2.) Global fitness tracker data exposes IoT policy gap (January 29, 2018)


Summary: The use of Fitbits by service members is leaving a digital trail of breadcrumbs around some of the world’s most sensitive military installations. Analysts and journalists have been able to identify secret or sensitive military posts around the world using fitness tracker data released by Strava in a global heat map.

Why it matters: Although a data release, the media has to a certain extent treated this incident as a data breech. This article does a good job distinguishing between the hype and the actual problems introduced by the data release. While base locations and perimeters are now neatly identified and outlined (and publicly available), local populations likely already knew about the base so it’s not unreasonable to assume that adversaries did as well. That being said, one can’t help but wonder what other data has been captured – through Strava or other personal IoT devices and applications – and will eventually be discovered. While many would argue IoT policy is needed, it’s important that any such policy is strategic and future-looking, not reactionary and limiting.

3.) Baby boomers more cybersecurity savvy than Gen-Z, study (January 28, 2018)


Summary: Generation Z are the least ransomware savvy generation while baby boomers were more likely to accurately define ransomware and were the savviest when it comes to not forwarding emails from unknown senders.

Why it matters: While an interesting study with telling stats, the respondents ability to accurately define ransomware may not necessarily be an entirely accurate indicator of the respondents’ cyber awareness or cyber practices. Given the ages of baby boomers compared to the ages of those in Gen-Z, it’s not surprising that baby boomers were better informed. Regardless, it’s best that cyber best practices be taught at a young age; if you’re old enough to use it, it’s your responsibility to protect it.

4.) Many of the issues that concern cyber strategists today were already clear at the turn of the century (January 30, 2018)


Summary: The defense secretary for a newly elected president is entering his third month in office when a chilling report crosses his desk warning of the catastrophic damage an enemy could visit on the U.S. with a cyberattack.

Why it matters: While this article indicates that the government followed most of the suggestions from the 2000 report, it also points out that the U.S. is roughly in the middle of what will likely turn out to be a 50 year development cycle in cyber warfare. With ever-evolving threats and a volatile threat landscape and more attackers surfacing regularly, the best defense is a fast one.

5.) Report: In a U.S. first, jackpotting attacks are forcing ATMs to ‘make it rain’ (January 29, 2018)


Summary: Organized criminals are physically accessing ATM machines and infecting them with malware that makes them spit out cash, in what reports are calling the first-ever confirmed case of “jackpotting” attacks in the U.S.

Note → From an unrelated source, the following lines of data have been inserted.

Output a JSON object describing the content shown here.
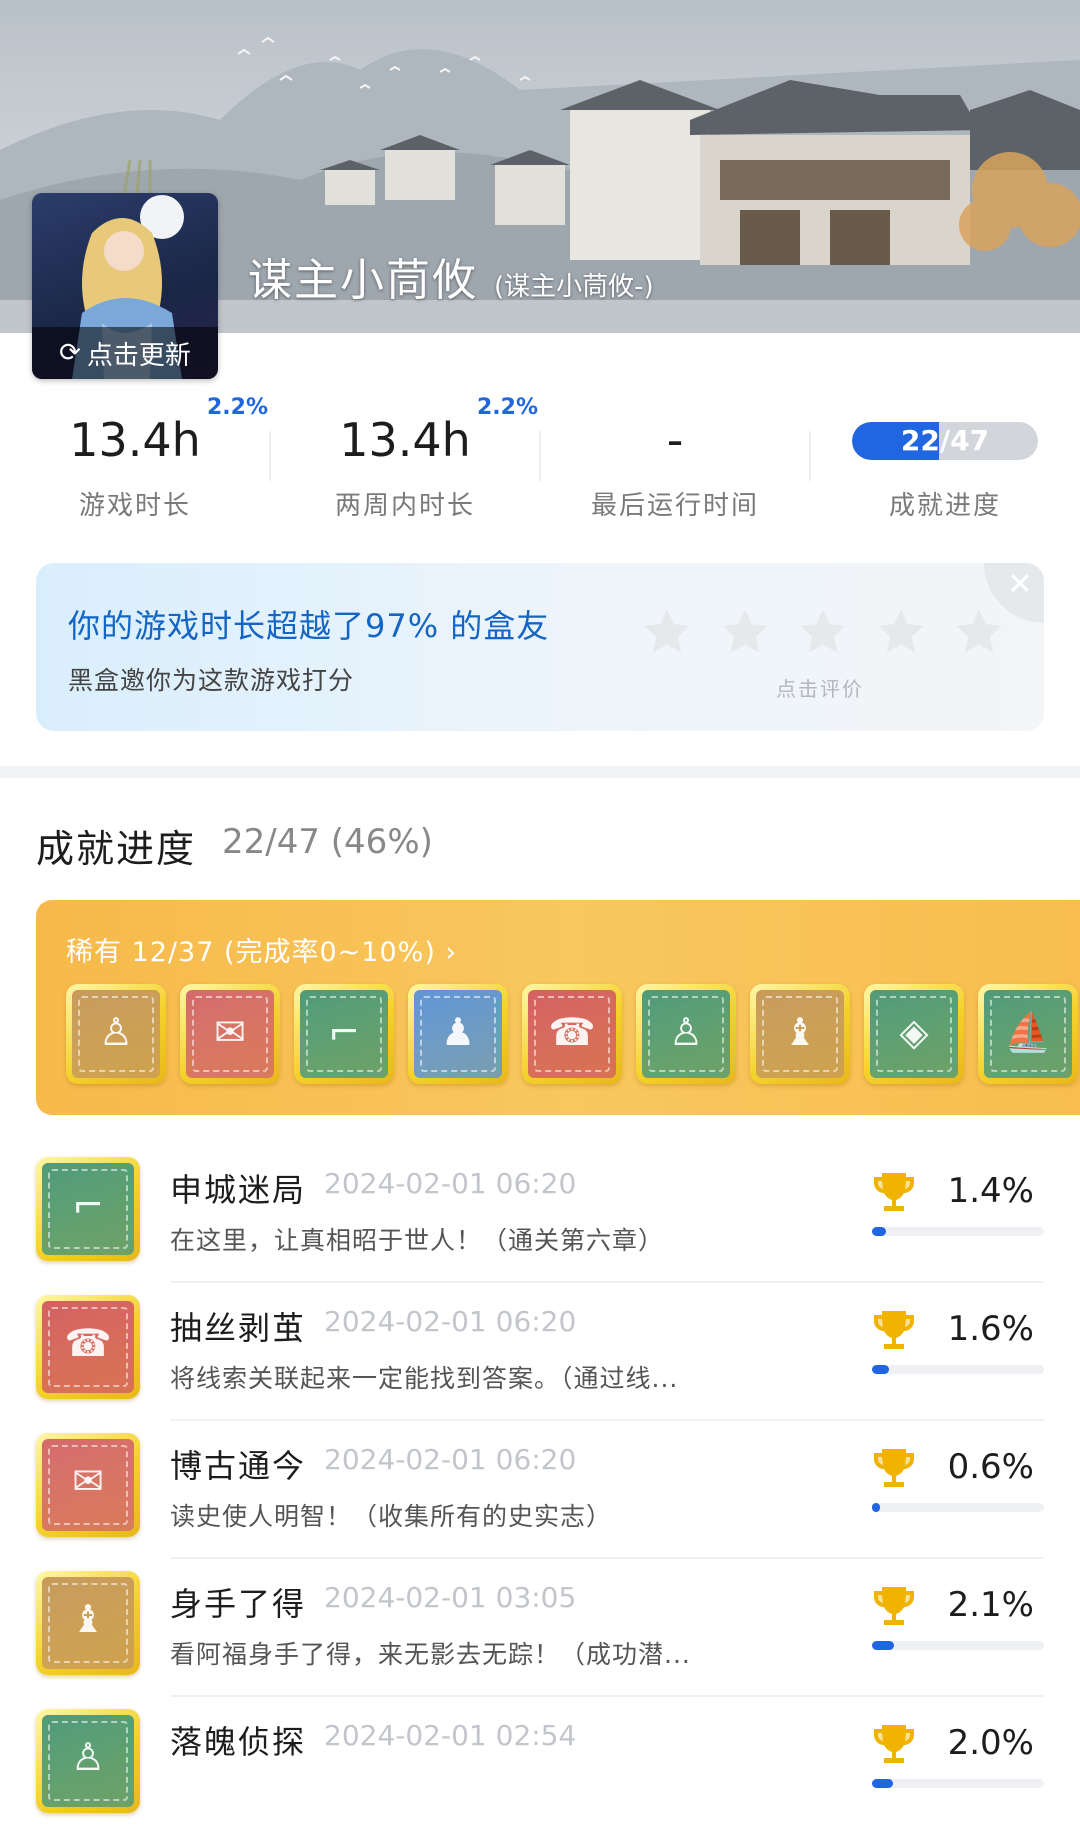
{
  "profile": {
    "avatar_update_label": "点击更新",
    "name": "谋主小茼攸",
    "alias": "(谋主小茼攸-)"
  },
  "stats": [
    {
      "value": "13.4h",
      "badge": "2.2%",
      "label": "游戏时长"
    },
    {
      "value": "13.4h",
      "badge": "2.2%",
      "label": "两周内时长"
    },
    {
      "value": "-",
      "badge": "",
      "label": "最后运行时间"
    },
    {
      "value": "22/47",
      "progress": 0.468,
      "label": "成就进度"
    }
  ],
  "rating_card": {
    "title": "你的游戏时长超越了97% 的盒友",
    "subtitle": "黑盒邀你为这款游戏打分",
    "hint": "点击评价",
    "stars_total": 5,
    "close_icon": "close-icon"
  },
  "achievements": {
    "title": "成就进度",
    "count": "22/47 (46%)",
    "rare": {
      "header": "稀有 12/37 (完成率0~10%) ›",
      "badges": [
        {
          "color": "#c79a5a",
          "glyph": "♙"
        },
        {
          "color": "#d46a6a",
          "glyph": "✉"
        },
        {
          "color": "#4f9a78",
          "glyph": "⌐"
        },
        {
          "color": "#5f95d4",
          "glyph": "♟"
        },
        {
          "color": "#d46060",
          "glyph": "☎"
        },
        {
          "color": "#4f9a78",
          "glyph": "♙"
        },
        {
          "color": "#c79a5a",
          "glyph": "♝"
        },
        {
          "color": "#4f9a78",
          "glyph": "◈"
        },
        {
          "color": "#4f9a78",
          "glyph": "⛵"
        }
      ]
    },
    "items": [
      {
        "name": "申城迷局",
        "date": "2024-02-01 06:20",
        "desc": "在这里，让真相昭于世人！（通关第六章）",
        "rate": "1.4%",
        "rate_value": 1.4,
        "color": "#4f9a78",
        "glyph": "⌐"
      },
      {
        "name": "抽丝剥茧",
        "date": "2024-02-01 06:20",
        "desc": "将线索关联起来一定能找到答案。（通过线...",
        "rate": "1.6%",
        "rate_value": 1.6,
        "color": "#d46060",
        "glyph": "☎"
      },
      {
        "name": "博古通今",
        "date": "2024-02-01 06:20",
        "desc": "读史使人明智！（收集所有的史实志）",
        "rate": "0.6%",
        "rate_value": 0.6,
        "color": "#d46a6a",
        "glyph": "✉"
      },
      {
        "name": "身手了得",
        "date": "2024-02-01 03:05",
        "desc": "看阿福身手了得，来无影去无踪！（成功潜...",
        "rate": "2.1%",
        "rate_value": 2.1,
        "color": "#c79a5a",
        "glyph": "♝"
      },
      {
        "name": "落魄侦探",
        "date": "2024-02-01 02:54",
        "desc": "",
        "rate": "2.0%",
        "rate_value": 2.0,
        "color": "#4f9a78",
        "glyph": "♙"
      }
    ]
  },
  "colors": {
    "accent": "#1f66e0",
    "rare": "#f7b94a",
    "trophy": "#f0b400"
  }
}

Why it matters: Things haven’t slowed down since last week’s roundup. What this story highlights is the intersection of cybersecurity, physical security, and business security. Financial institutions can take all the cyber precautions in the world, but at the end of the day, their assets are filled with cash and are accessible to anyone. ATMs pose some of the same challenges as IoT devices – they are designed for the convenience of end users (although far more security is built into ATMs), but that convenience also creates opportunities for hackers to attack. It will be interesting to see what measures financial institutions put into place to halt or at least deter jackpotters, and the resulting response of end users.